La battaglia messa in campo da questi compagni/e che mettono al servizio del proletario ignorante il loro sapere, è commovente. I paroloni a conforto dell’innocente fino a prova contraria messo alla berlina da chi vuole manette per tutti, si sprecano. Cosi come si sprecano i paroloni contro i giustizialisti. I moderni “torchemada” non passeranno, è questa la parola d’ordine. Bisogna difendere lo stato di diritto e garantire al vilipeso avvocato Manna un giusto processo in una aula di tribunale e non in una pubblica piazza.

L’innocenza dell’avvocato Manna è intrinseca alla storia umana e professionale del personaggio. E non può essere messa in discussione neanche dalle foto pubblicate da alcuni giornali giustizialisti, anche se rappresentano palesemente un atto equivoco. La valanga di accuse impropriamente lanciate al suo indirizzo sono il segno evidente dell’imbarbarimento della nostra civiltà giuridica. Ecco perché l’avvocato Manna è stato “scelto” da questi compagni come “testimonial” della doverosa campagna politica contro una giustizia sommaria sempre più caldeggiata da certa opinione pubblica.

Li capisco. È giusto lottare per ciò in cui si crede. È giusto garantire a Manna tutto il garantismo possibile. E poco importa se qualcuno grida al garantismo peloso, difenderne uno, per salvarne cento, in questo sta l’essenza della loro battaglia.

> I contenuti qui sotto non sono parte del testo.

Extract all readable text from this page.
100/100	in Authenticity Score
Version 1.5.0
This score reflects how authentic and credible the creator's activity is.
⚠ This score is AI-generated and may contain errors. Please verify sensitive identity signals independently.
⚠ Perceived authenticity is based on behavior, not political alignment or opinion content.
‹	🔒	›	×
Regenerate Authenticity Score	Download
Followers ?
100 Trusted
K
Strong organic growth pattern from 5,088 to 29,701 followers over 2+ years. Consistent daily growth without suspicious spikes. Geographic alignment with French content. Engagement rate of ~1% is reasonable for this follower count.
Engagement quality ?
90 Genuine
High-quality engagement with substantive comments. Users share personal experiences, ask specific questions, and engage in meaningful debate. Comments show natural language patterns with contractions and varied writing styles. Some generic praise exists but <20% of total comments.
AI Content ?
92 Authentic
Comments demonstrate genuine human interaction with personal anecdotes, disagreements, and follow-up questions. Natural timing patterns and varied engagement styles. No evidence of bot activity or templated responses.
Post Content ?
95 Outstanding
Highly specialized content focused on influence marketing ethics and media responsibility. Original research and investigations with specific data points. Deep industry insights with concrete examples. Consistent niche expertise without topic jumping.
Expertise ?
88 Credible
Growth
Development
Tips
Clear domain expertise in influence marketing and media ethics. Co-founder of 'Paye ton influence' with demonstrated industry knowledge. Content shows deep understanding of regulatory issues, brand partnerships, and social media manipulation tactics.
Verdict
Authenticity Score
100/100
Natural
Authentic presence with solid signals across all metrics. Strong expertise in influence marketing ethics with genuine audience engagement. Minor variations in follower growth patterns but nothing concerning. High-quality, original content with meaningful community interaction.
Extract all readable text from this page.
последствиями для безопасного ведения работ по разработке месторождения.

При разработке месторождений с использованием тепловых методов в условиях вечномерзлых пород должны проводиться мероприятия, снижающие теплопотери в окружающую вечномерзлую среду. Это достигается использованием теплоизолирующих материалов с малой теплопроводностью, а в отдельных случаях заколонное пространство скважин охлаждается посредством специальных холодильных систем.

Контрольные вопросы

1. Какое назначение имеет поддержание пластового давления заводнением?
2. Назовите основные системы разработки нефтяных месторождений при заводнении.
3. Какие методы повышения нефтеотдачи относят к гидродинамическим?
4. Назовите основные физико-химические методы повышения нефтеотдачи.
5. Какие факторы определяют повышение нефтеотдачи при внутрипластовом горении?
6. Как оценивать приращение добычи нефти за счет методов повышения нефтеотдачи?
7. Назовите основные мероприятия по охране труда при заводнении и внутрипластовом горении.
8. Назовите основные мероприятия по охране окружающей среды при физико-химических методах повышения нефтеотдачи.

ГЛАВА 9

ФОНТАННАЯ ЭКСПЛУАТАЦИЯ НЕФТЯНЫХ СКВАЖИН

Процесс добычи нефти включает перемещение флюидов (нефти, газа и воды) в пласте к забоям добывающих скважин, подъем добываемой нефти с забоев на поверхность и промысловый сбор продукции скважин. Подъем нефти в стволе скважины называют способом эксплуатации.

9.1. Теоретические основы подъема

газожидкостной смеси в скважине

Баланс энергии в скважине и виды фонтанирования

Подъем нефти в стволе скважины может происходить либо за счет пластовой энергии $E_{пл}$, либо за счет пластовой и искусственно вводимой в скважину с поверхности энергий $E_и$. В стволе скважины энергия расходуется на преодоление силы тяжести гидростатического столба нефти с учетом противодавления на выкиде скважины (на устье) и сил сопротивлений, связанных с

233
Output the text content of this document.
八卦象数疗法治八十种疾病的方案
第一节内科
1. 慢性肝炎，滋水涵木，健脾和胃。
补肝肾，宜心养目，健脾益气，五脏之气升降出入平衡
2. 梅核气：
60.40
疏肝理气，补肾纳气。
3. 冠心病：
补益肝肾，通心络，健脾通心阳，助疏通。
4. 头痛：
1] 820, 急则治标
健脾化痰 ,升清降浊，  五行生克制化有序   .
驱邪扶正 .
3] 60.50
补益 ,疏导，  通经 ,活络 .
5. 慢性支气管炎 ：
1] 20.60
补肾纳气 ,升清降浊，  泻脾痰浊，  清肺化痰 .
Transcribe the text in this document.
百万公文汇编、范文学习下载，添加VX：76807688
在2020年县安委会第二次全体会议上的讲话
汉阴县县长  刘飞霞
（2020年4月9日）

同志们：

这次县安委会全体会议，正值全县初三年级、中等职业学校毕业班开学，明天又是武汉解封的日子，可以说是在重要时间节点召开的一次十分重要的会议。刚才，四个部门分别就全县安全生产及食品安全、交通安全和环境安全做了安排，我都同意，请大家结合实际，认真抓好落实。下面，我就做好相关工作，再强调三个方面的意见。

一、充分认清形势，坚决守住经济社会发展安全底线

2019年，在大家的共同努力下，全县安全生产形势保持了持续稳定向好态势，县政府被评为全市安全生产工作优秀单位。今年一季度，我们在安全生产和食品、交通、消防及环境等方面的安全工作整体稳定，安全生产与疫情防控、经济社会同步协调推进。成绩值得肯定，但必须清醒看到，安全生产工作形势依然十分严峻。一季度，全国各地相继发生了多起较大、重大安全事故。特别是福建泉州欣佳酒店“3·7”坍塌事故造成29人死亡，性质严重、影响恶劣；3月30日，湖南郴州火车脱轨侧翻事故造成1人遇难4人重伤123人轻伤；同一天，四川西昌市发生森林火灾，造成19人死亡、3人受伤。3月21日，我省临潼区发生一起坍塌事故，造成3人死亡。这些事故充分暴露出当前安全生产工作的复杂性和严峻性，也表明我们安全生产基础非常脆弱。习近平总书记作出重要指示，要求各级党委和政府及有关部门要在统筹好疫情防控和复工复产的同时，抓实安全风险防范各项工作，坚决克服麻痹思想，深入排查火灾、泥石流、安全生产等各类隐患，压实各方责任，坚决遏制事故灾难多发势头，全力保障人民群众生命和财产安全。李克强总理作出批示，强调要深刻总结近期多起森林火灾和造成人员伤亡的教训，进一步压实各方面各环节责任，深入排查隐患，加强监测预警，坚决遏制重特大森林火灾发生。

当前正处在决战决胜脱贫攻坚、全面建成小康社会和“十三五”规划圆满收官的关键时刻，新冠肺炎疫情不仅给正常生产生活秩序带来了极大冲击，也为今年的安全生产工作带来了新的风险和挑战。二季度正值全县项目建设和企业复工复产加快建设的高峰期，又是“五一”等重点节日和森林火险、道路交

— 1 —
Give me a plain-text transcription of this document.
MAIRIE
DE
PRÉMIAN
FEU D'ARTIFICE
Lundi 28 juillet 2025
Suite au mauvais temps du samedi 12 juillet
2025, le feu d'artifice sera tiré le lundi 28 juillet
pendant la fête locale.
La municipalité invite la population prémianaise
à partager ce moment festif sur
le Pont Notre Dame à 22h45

Una cosa però va detta, dopo Manna, ci aspettiamo anche la difesa del povero compà Pinuzzu Gentile, più volte finito sui giornali perché chiamato in correità da diversi pentiti che lo accusano di appartenere ad una Loggia massonica segreta, e se è vero che siete garantisti sinceri, allora questa è l’occasione buona per dimostrare che il garantismo è uguale per tutti. Anche per compà Pinuzzu.